Она взглянула на покойного поклонника джаза с отвращением.
– Кто это?
– Во всяком случае, не мой друг, – ответил я и посмотрел на официанта. – Ваш брат?
– Я его здесь никогда раньше не видел, – быстро ответил лохматый. – Вообще никогда не встречал этого типа!
– Ну а теперь и никогда больше не встретите. Это уж точно.
– Если вы на самом деле офицер полиции, разве вы не собираетесь что-нибудь предпринять? – требовательно спросила Полуночная О\'Хара.
Я глянул по сторонам и увидел, что в подвале осталось только с полдюжины посетителей, да и они выглядели так, будто не могут покинуть подвал без посторонней помощи.
Еще было похоже, что они искренне надеются на быструю помощь.
– Где здесь телефон?
– В моем офисе, – ответила Полуночная. – Я провожу вас.
– А вы оставайтесь здесь, – приказал я официанту, – и проследите, чтобы никто не дотрагивался до трупа.
Официант пожал плечами.
– Да кому это взбредет в голову?
Я последовал за Полуночной через дверь в задней части сцены, на которой по-прежнему сидели музыканты, бессмысленно уставившись в пространство. Казалось, они вот-вот заиграют “О, как он гулял” для мертвеца, лежащего у их ног.
Полуночная шла, вертя всеми доступными моему взгляду частями тела. От такого действа руки мои нестерпимо зачесались и в паху все окаменело. Вот это женщина!
В одном углу офиса стоял письменный стол со стулом, а в другом – трюмо. На полу лежала шкура тигра, стеклянные глаза которого выражали неземное наслаждение. Я подумал, что это вполне объяснимо. Большинство тигров даже мечтать не могут, чтобы валяться в офисе-гримерной красивой девушки в течение целого дня, да и ночи тоже. Особенно если эта девушка похожа на Полуночную О\'Хара.
Устремив взор на ее прекрасной формы грудь, лаская глазами рвущиеся на свободу соски, которым было явно тесно в узком платье, я поднял трубку и набрал номер отдела. Дежурил Хэммонд, и я рассказал ему все, что случилось.

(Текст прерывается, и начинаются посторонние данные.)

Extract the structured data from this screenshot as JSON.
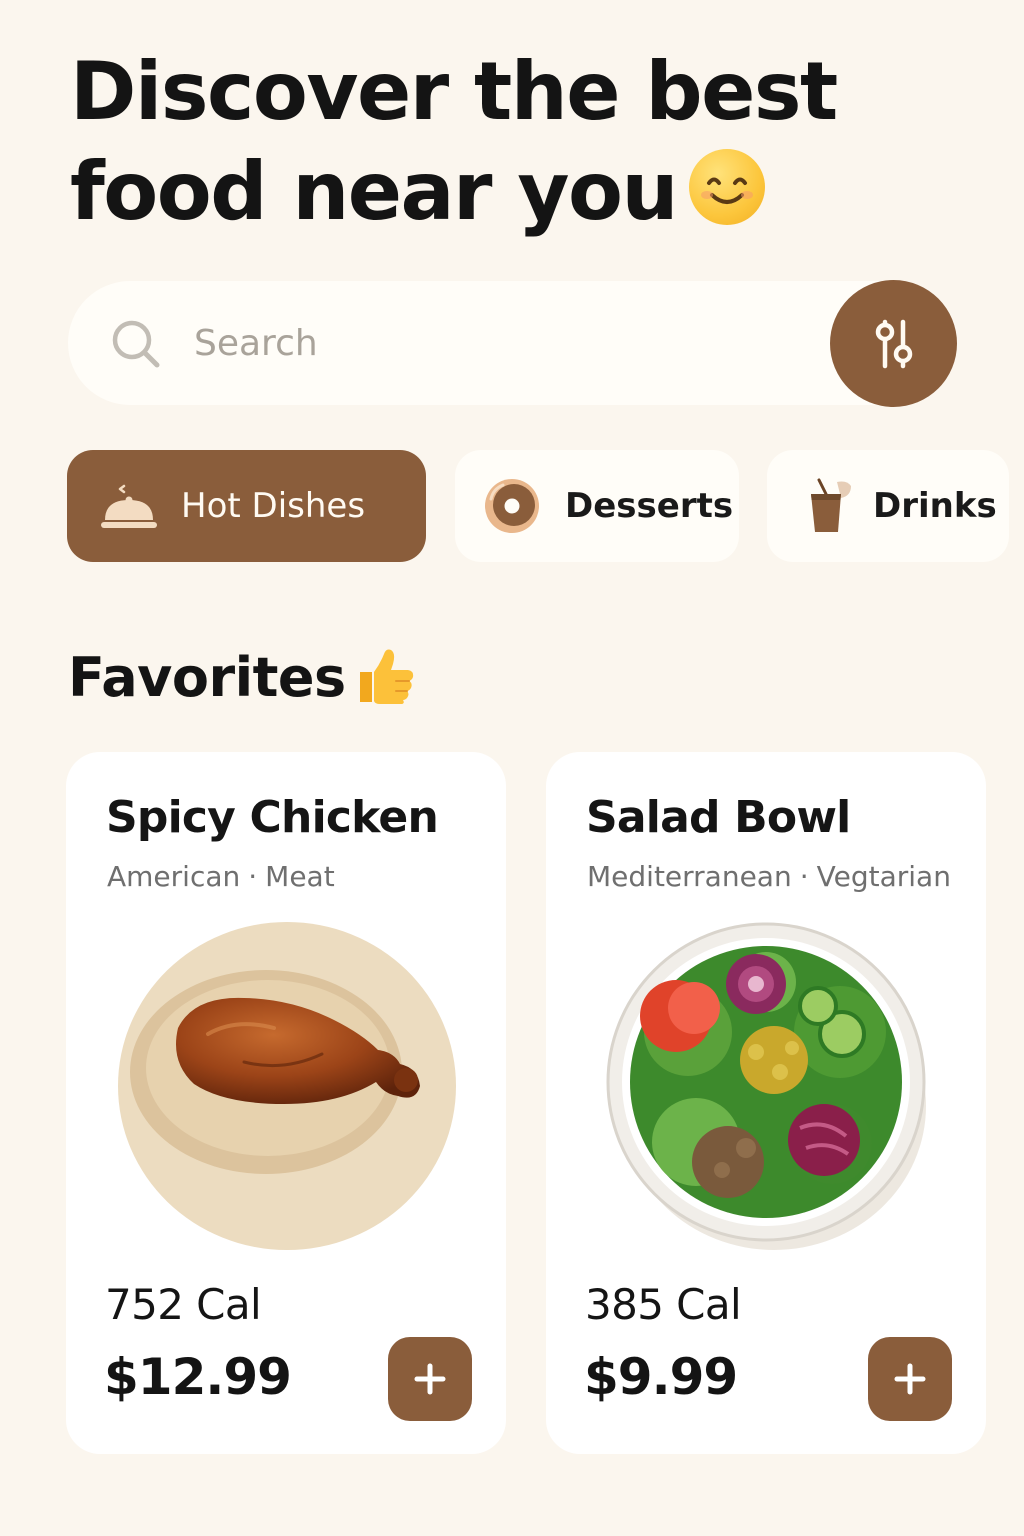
{
  "header": {
    "title_line_1": "Discover the best",
    "title_line_2": "food near you",
    "title_emoji": "smiling-face-icon"
  },
  "search": {
    "placeholder": "Search",
    "value": "",
    "icon": "search-icon",
    "filter_icon": "sliders-icon"
  },
  "categories": [
    {
      "label": "Hot Dishes",
      "icon": "cloche-icon",
      "active": true
    },
    {
      "label": "Desserts",
      "icon": "donut-icon",
      "active": false
    },
    {
      "label": "Drinks",
      "icon": "drink-cup-icon",
      "active": false
    }
  ],
  "favorites": {
    "title": "Favorites",
    "title_emoji": "thumbs-up-icon",
    "items": [
      {
        "name": "Spicy Chicken",
        "cuisine": "American",
        "separator": "·",
        "category": "Meat",
        "calories": "752 Cal",
        "price": "$12.99",
        "image": "roast-chicken-plate"
      },
      {
        "name": "Salad Bowl",
        "cuisine": "Mediterranean",
        "separator": "·",
        "category": "Vegtarian",
        "calories": "385 Cal",
        "price": "$9.99",
        "image": "salad-bowl"
      }
    ]
  },
  "colors": {
    "background": "#fbf6ee",
    "accent": "#8a5d3b",
    "surface": "#ffffff",
    "muted_text": "#6f6f6f"
  }
}
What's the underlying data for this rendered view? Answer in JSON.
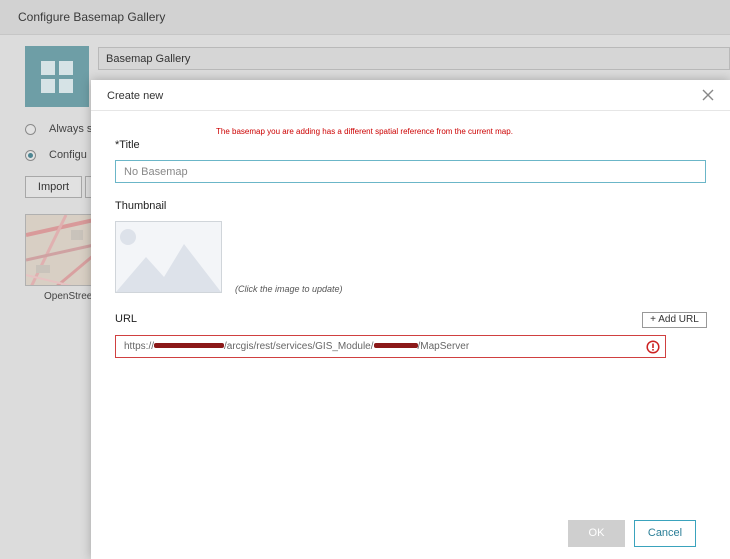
{
  "background_dialog": {
    "title": "Configure Basemap Gallery",
    "name_value": "Basemap Gallery",
    "options": [
      {
        "label": "Always s",
        "checked": false
      },
      {
        "label": "Configu",
        "checked": true
      }
    ],
    "import_label": "Import",
    "map_label": "OpenStree"
  },
  "modal": {
    "title": "Create new",
    "warning": "The basemap you are adding has a different spatial reference from the current map.",
    "title_label": "*Title",
    "title_value": "No Basemap",
    "thumbnail_label": "Thumbnail",
    "thumbnail_hint": "(Click the image to update)",
    "url_label": "URL",
    "add_url_label": "+ Add URL",
    "url_parts": {
      "prefix": "https://",
      "middle": "/arcgis/rest/services/GIS_Module/",
      "suffix": "/MapServer"
    },
    "ok_label": "OK",
    "cancel_label": "Cancel"
  },
  "colors": {
    "accent": "#3aa3bd",
    "error": "#cc0000",
    "widget_icon": "#6e9ea6",
    "ok_disabled": "#cfcfcf"
  },
  "icons": {
    "close": "close-icon",
    "error": "error-icon",
    "thumbnail": "image-placeholder-icon",
    "widget": "grid-icon"
  }
}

– Я сразу пришлю сержанта Полника, а потом других парней. Сам прибуду попозже. Получил тут кое-какие улики по делу об убийстве Херста. Задержал муженька, и все идет к тому, что тот вот-вот должен расколоться. Мне необходимо при этом присутствовать.
Займись пока сам этим делом, Уиллер.
– Лейтенант Хэммонд, – произнес я сладким голосом, – так уж произошло, что именно сегодня у меня выходной. У меня нет ни малейшего желания торчать здесь, пока вы там лупцуете по ушам безвредного супруга, совершившего вполне обоснованное убийство.

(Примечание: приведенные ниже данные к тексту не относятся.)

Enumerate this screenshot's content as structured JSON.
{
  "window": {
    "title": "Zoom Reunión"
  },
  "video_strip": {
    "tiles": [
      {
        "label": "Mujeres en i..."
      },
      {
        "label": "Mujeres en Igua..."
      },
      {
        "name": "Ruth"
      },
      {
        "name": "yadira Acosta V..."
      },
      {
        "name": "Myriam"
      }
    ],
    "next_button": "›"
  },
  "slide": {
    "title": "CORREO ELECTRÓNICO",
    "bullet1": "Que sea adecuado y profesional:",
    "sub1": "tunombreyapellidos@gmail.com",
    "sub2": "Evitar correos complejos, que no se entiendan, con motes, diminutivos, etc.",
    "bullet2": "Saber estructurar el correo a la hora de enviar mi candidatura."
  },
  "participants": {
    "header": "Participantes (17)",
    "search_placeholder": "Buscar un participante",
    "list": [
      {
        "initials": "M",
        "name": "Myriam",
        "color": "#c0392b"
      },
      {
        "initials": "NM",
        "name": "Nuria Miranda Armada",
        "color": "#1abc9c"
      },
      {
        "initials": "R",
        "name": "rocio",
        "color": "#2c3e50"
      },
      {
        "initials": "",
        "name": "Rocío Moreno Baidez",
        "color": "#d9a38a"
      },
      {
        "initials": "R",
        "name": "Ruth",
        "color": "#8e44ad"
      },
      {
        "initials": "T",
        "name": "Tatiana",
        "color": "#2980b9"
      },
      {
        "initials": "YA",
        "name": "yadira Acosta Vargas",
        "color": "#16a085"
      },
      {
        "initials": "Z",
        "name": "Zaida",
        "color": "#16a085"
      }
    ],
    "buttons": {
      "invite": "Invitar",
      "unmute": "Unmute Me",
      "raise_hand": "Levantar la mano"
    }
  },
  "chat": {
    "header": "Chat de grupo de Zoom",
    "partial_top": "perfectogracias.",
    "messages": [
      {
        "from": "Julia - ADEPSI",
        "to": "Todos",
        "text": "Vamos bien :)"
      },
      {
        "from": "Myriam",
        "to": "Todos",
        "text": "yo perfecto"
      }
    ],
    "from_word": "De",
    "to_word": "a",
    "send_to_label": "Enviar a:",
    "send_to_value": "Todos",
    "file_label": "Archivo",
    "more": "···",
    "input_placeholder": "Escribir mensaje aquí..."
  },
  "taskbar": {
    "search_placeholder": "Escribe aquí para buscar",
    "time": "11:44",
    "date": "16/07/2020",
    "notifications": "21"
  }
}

– Ах да, конечно, Уиллер. Идите прямо домой! Естественно, все это будет выглядеть не так гладко в моем письменном рапорте, но…
– О\'кей, – кисло пробурчал я. – Я останусь здесь, но мне все это отнюдь не нравится.

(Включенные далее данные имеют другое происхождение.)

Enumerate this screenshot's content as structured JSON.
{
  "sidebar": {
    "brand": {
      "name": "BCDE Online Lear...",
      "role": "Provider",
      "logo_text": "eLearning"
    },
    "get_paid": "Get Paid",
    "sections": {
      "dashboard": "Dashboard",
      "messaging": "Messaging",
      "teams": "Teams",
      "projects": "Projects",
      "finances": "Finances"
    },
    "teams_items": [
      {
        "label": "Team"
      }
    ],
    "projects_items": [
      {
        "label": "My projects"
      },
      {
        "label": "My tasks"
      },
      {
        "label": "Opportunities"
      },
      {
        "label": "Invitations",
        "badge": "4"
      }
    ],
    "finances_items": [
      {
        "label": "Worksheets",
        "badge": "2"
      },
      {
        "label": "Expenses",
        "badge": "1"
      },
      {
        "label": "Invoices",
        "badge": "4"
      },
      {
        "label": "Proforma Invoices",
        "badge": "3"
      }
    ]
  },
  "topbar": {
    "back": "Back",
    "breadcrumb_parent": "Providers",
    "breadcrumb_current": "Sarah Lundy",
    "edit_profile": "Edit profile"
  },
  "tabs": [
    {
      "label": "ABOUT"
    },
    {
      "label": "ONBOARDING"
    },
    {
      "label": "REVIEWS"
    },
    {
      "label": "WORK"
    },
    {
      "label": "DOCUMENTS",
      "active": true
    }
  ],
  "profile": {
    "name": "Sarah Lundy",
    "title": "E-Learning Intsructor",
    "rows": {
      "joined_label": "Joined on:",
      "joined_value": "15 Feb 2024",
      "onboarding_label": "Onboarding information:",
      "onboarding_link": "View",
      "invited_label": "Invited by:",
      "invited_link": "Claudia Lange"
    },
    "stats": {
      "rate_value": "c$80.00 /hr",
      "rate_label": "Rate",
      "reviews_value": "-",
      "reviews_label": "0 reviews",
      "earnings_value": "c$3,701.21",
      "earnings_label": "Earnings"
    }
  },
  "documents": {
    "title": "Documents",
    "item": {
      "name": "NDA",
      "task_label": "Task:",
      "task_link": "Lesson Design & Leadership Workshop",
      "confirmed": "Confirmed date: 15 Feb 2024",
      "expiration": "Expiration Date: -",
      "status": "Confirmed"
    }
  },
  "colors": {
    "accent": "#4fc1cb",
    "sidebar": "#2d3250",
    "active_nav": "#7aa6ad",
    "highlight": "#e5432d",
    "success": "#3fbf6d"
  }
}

– Какое самопожертвование! И постарайся не пропустить какую-нибудь важную зацепку.
– С каких это пор вы знаете, как выглядят эти чертовы зацепки?
Я подержал трубку в двенадцати дюймах над телефонным аппаратом и резко выпустил ее. Она с грохотом опустилась на рычаг, и если мне повезло, у Хэммонда могли лопнуть барабанные перепонки.
Я заметил, что Полуночная нетерпеливо наблюдает за моими действиями. Под платьем были видны длинные, превосходно изваянные ноги и четко прорисовывающийся треугольничек в паху. Когда она двигалась, ее классически сформированная грудь соблазнительно колыхалась.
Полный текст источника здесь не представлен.